The tribe then asserted its sovereign immunity before the PTAB, seeking to dismiss validity challenges that had been initiated by Mylan Pharmaceuticals Inc. and two other generic drug manufacturers. The tribe pointed out that the PTAB has dismissed challenges to patents owned by state universities under the doctrine of state sovereign immunity.
This strategy prompted a congressional hearing, a Senate bill aimed at closing a “brazen loophole,” and a flood of amicus curiae briefs both in support of and against the tribe's position.
On Friday, the PTAB ruled that the tribe hadn't pointed to any federal court or PTAB precedent that would compel it to extend the doctrine of sovereign immunity to Indian tribes. Weighing against the tribe's position is the PTAB's own statutory mission. “These proceedings do not merely serve as a forum for the parties to resolve private disputes that only affect themselves,” the decision stated. “Rather, the reconsideration of patentability of issued patent claims serves the 'important public purpose' of 'correct[ing] the agency's own errors in issuing patents in the first place.'”

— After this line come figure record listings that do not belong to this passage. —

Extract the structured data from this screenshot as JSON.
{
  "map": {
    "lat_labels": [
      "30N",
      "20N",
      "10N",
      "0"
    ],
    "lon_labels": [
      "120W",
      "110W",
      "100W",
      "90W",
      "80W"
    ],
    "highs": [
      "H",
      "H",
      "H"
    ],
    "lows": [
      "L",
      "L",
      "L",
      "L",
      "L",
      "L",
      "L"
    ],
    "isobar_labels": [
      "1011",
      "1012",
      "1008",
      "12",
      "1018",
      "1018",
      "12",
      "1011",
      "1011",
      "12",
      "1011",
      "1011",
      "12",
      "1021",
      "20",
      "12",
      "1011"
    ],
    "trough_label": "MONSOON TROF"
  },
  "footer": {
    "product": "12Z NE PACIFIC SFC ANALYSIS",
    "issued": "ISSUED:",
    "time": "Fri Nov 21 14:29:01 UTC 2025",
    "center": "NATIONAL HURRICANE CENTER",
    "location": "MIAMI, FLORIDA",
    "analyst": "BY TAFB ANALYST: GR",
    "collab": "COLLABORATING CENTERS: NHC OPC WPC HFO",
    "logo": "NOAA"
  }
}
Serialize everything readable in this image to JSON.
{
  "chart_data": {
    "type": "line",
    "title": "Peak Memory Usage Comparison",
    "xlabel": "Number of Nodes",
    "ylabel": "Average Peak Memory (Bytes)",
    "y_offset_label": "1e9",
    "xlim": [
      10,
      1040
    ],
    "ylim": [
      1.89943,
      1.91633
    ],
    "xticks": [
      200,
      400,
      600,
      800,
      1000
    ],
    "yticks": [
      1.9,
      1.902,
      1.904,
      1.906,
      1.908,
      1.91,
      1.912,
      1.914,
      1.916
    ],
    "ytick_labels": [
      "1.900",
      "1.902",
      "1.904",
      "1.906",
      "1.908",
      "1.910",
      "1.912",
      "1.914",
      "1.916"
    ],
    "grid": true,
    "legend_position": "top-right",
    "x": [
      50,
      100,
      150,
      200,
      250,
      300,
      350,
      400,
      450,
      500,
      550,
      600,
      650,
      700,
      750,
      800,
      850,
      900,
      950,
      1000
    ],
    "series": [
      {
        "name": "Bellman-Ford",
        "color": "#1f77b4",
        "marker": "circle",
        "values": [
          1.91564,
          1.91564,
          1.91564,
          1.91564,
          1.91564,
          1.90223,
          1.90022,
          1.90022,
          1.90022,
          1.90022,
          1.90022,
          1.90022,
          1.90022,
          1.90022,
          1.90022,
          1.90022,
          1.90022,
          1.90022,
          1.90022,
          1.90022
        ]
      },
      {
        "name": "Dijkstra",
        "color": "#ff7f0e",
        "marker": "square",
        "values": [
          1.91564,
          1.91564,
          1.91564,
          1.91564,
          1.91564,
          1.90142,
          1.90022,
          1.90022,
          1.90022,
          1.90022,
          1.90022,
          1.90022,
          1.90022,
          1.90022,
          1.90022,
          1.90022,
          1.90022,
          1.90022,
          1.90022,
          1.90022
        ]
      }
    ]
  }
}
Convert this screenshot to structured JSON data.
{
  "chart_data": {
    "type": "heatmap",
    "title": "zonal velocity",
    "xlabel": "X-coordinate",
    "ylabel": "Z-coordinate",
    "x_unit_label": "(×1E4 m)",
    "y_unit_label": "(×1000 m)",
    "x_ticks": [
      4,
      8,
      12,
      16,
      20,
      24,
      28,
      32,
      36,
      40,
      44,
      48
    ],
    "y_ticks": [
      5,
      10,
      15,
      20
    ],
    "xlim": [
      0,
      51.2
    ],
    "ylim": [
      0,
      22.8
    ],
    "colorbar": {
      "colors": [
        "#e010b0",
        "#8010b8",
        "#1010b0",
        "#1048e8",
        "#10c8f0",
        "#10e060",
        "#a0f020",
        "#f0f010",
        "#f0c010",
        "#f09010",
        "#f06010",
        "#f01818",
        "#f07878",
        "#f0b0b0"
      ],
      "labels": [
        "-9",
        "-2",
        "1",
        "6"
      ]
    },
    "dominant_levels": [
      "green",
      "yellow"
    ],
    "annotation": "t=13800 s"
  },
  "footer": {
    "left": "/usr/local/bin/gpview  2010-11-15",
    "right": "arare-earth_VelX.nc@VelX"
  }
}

The decision was quoting the Federal Circuit's decision in MCM Portfolio v. Hewlett-Packard, which the board observed in a footnote is now before the U.S. Supreme Court in the Oil States constitutional challenge to IPRs.
Separate from the sovereign immunity argument, the board refused to let Allergan withdraw from the proceedings, finding that it remains a true “patent owner” under the agreement with Saint Regis. The license to Saint Regis is “illusory,” the board ruled, because there are no meaningful non-FDA-approved uses of Restasi, and even if there were, the tribe doesn't have the authority to license them to others.
“Because Allergan remains the effective patent owner, we determine that these proceedings can continue with Allergan's participation only, regardless of whether tribal immunity applies to the tribe,” the decision stated.
The board conferred the right to appeal to the Federal Circuit on both Allergan and the tribe. It set an April hearing ahead of a final written decision on the patents.
Mylan v. St. Regis Mohawk Tribe is a win for Wilson Sonsini Goodrich & Rosati. Of counsel Steven Parmelee, partner Michael Rosato and associate Jad Mills led Mylan's team before the PTAB. Carlson, Caspers, Vandenburgh, Lindquist & Schuman represented petitioner Teva Pharmaceuticals USA Inc. and Sughrue Mion represented Akorn Inc.
Shore Chan DePumpo represents the Saint Regis Mohawk Tribe. Allergan is represented by Fish & Richardson.